He has not been able to find any War Finish tags, or other government property tags, and neither of us have been able to come up with any other ideas. We got the shaper from the original owner.

Just curious if anyone had any ideas? The shaper came out of an automotive mold shop in Cleveland. It was a treat, they had part samples hanging on the walls from as far back as the 30's. It was a true trip back in time. The shop was closed, and from appearances abandoned, pre CNC. The newest technology in the shop were two Cinci Hydro-tels.
 
Thanks for that Richard, I passed it along to my friend. He has the machine nearly torn down now, I think he would be happy for any information he could get, assuming the cost is reasonable.

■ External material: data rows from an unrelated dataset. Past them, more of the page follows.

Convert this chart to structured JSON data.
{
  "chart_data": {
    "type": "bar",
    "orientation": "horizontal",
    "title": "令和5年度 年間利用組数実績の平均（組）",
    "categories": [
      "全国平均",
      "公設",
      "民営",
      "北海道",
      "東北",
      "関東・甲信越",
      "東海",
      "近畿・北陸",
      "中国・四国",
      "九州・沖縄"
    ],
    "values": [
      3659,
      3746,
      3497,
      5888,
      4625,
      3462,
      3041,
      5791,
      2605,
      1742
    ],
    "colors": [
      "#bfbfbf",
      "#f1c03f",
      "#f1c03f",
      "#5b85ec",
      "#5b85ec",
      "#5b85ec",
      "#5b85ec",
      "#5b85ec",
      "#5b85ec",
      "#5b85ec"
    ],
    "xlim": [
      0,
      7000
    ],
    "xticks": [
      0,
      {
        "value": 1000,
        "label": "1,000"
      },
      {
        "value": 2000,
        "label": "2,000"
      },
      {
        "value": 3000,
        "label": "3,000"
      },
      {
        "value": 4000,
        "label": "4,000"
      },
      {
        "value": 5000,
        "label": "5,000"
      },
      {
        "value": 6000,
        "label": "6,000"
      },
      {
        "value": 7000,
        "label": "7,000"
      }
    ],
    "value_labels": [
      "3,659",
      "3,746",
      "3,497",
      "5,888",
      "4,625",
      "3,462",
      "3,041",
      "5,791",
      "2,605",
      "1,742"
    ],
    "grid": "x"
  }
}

It is a monster of a machine and we are looking forward to getting it up and running. I have a few machine parts that I would like to clean up prior to scraping that he should be able to dress.

Thanks again
 
As John notes DPC is Defense Plant Corporation which means the asset was once part of the government funded DPC program. DFC was federally funded and owned by parent Reconstruction Finance Corp. RFC originated under Roosevelt's New Deal plan. With war coming RFC was repurposed and had the nearly unlimited funding of the Federal Reserve. By the close of the program they had spent over 9 Billion dollars (yes that's 1940s dollars) purchasing land, building factories and then purchasing equipment them for commercial companies to operate under contract. The most expensive project was "Dodge-Chicago" which produced the radial engines for the B29. Actually the entire B29 project was the most expensive project of the war exceeding the cost of the atomic bomb itself. DPC did thousands of projects so unless Bourn & Koch still have the production records you probably won't be able to find any details short of hiring a researcher to dig in the National Archives.